Nach der Festivalgründung durch Inge Deppert von Impuls leiteten Susanne Schlicher, Birgit Freitag und Hans Diers das Festival. 2004 übernahmen Honne Dohrmann (bis 2013) und Sabine Gehm die künstlerische Leitung. Seitdem findet TANZ Bremen biennal statt – mit einigen Ausnahmen in Zeiten knapper öffentlicher Haushaltskassen und während der Corona-Pandemie.

Das für 2024 geplante Festival musste aufgrund der Wahl in Bremen und der damit verbundenen haushaltsfreien Zeit nach 2025 verschoben werden. Die Planungen für die nächste Festivalausgabe laufen – im Frühjahr 2025 soll es so weit sein. Aktuell steht das Festival allerdings noch ohne verbindliche finanzielle Zusage da und ist im intensiven Austausch mit dem Senat für Kultur und dem Theater Bremen, um eine Lösung für die Zukunft zu finden.

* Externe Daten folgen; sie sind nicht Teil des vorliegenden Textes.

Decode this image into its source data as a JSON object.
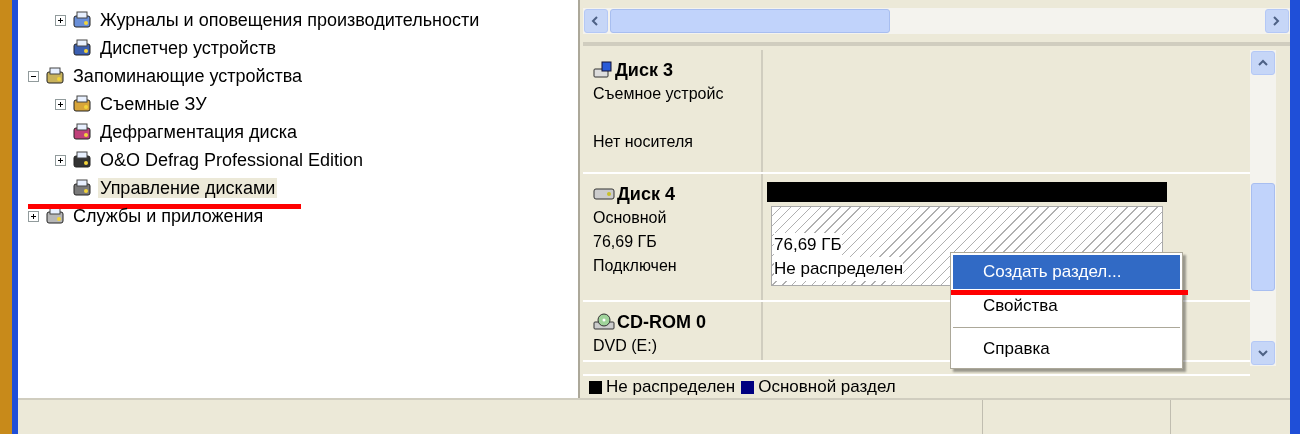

Um weiterhin ein internationales Festival mit dieser Strahlkraft durchführen zu können, braucht es eine öffentliche Förderung durch die Stadt Bremen – und es braucht eine langfristige Planungssicherheit. Sie bildet die Basis für die Akquise von Drittmitteln, denn die Förderung durch Stiftungen und internationale Vertretungen sowie die langjährige Unterstützung der Sparkasse Bremen machen inzwischen die Hälfte des Etats aus. Zudem können nur mit erheblichem Vorlauf Einladungen an renommierte Künst-ler:innen in aller Welt oder auf Europa-Tourneen ausgesprochen und ein breitgefächertes, auch international überzeugendes Programm zusammengestellt werden.

Dass das bisher gelang, zeigt die enorme Zuschauerresonanz mit Standing Ovations und vielen ausverkauften Vorstellungen. Aber auch die vielen Anfragen renommierter Künstler:innen für Auftritte beim Festival bezeugen die Bedeutung von TANZ Bremen auf der internationalen Veranstaltungslandkarte.